近30年来我国小麦和玉米秸秆资源时空变化特征及还田减肥潜力

doi:10.3864/j.issn.0578-1752.2023.16.008

中国农业科学 ›› 2023, Vol. 56 ›› Issue (16): 3140-3155.doi: 10.3864/j.issn.0578-1752.2023.16.008

• 土壤肥料·节水灌溉·农业生态环境 • 上一篇下一篇

近30年来我国小麦和玉米秸秆资源时空变化特征及还田减肥潜力

刘淑军¹^,²(), 李冬初¹^,², 黄晶¹^,², 曲潇林³, 马常宝³, 王慧颖³, 于子坤³, 张璐¹^,², 韩天富¹, 柳开楼⁴, 申哲¹, 张会民¹^,²()

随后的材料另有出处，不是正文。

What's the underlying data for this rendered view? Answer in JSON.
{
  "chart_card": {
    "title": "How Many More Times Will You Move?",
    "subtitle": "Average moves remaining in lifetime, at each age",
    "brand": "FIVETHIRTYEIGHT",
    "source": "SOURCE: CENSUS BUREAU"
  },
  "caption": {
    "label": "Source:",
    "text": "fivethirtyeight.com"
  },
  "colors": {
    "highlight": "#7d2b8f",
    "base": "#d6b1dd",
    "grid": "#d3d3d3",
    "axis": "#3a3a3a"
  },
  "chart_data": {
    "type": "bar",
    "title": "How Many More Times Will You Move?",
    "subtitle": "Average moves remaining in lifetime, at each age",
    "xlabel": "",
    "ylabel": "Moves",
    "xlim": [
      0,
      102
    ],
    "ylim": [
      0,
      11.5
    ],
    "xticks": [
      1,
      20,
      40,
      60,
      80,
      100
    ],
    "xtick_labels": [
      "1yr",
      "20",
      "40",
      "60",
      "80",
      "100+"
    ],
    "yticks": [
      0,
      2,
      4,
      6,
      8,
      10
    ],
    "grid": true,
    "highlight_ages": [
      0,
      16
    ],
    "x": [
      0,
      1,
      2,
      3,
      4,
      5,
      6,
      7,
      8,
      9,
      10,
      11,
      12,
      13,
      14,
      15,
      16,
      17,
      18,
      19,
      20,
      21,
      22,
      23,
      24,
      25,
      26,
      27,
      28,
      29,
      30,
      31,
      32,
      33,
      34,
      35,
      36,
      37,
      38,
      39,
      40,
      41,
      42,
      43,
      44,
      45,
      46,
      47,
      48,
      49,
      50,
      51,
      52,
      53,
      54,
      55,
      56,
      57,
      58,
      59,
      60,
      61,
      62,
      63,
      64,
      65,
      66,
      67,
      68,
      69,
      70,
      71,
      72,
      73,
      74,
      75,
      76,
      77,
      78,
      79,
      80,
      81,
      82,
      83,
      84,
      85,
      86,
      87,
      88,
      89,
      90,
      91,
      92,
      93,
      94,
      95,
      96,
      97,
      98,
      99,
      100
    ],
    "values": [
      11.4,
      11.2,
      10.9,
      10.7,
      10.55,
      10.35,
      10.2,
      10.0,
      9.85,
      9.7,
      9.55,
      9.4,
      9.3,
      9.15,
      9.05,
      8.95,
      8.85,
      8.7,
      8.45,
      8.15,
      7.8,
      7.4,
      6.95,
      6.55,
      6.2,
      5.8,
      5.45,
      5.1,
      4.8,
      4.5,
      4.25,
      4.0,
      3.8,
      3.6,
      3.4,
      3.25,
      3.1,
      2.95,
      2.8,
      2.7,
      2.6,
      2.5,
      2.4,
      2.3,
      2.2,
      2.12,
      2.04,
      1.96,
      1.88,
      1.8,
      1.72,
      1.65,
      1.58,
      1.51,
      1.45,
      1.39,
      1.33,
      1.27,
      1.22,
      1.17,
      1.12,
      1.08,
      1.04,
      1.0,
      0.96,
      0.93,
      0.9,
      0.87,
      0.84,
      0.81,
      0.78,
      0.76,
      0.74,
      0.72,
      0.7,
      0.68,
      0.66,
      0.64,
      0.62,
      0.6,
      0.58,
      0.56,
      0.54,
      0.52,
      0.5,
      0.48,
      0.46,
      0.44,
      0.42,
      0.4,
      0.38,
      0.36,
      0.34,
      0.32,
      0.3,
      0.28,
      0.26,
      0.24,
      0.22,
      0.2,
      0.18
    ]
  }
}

¹ 中国农业科学院农业资源与农业区划研究所/耕地培育技术国家工程实验室，北京 100081
² 中国农业科学院衡阳红壤实验站/湖南祁阳农田生态系统国家野外科学观测研究站，湖南祁阳 426182
³ 农业农村部耕地质量监测保护中心，北京 100125
⁴ 江西省红壤及种质资源研究所/农业农村部酸化土改良与利用重点实验室，南昌 330046

收稿日期:2022-09-07 接受日期:2022-11-03 出版日期:2023-08-16 发布日期:2023-08-18
通信作者:
张会民，E-mail：zhanghuimin@caas.cn
联系方式: 刘淑军，E-mail：liushujun@caas.cn。
基金资助:
国家重点研发计划课题(2016YFD0300901); 现代农业产业技术体系建设专项(CARS-01-88); 中央级公益性科研院所基本科研业务费专项(Y2022LM25); 中央级公益性科研院所基本科研业务费专项(GY2022-13-5); 中央级公益性科研院所基本科研业务费专项(G2022-02-2); 中央级公益性科研院所基本科研业务费专项(G2022-02-3); 中央级公益性科研院所基本科研业务费专项(G2022-02-10); 湖南省自然科学基金(2022JJ30648); 国家绿肥产业技术体系(CARS-22-Z09)

Spatial-Temporal Variation Characteristics of Wheat and Maize Stalk Resources and Chemical Fertilizer Reduction Potential of Returning to Farmland in Recent 30 Years in China

LIU ShuJun¹^,²(), LI DongChu¹^,², HUANG Jing¹^,², QU XiaoLin³, MA ChangBao³, WANG HuiYing³, YU ZiKun³, ZHANG Lu¹^,², HAN TianFu¹, LIU KaiLou⁴, SHEN Zhe¹, ZHANG HuiMin¹^,²()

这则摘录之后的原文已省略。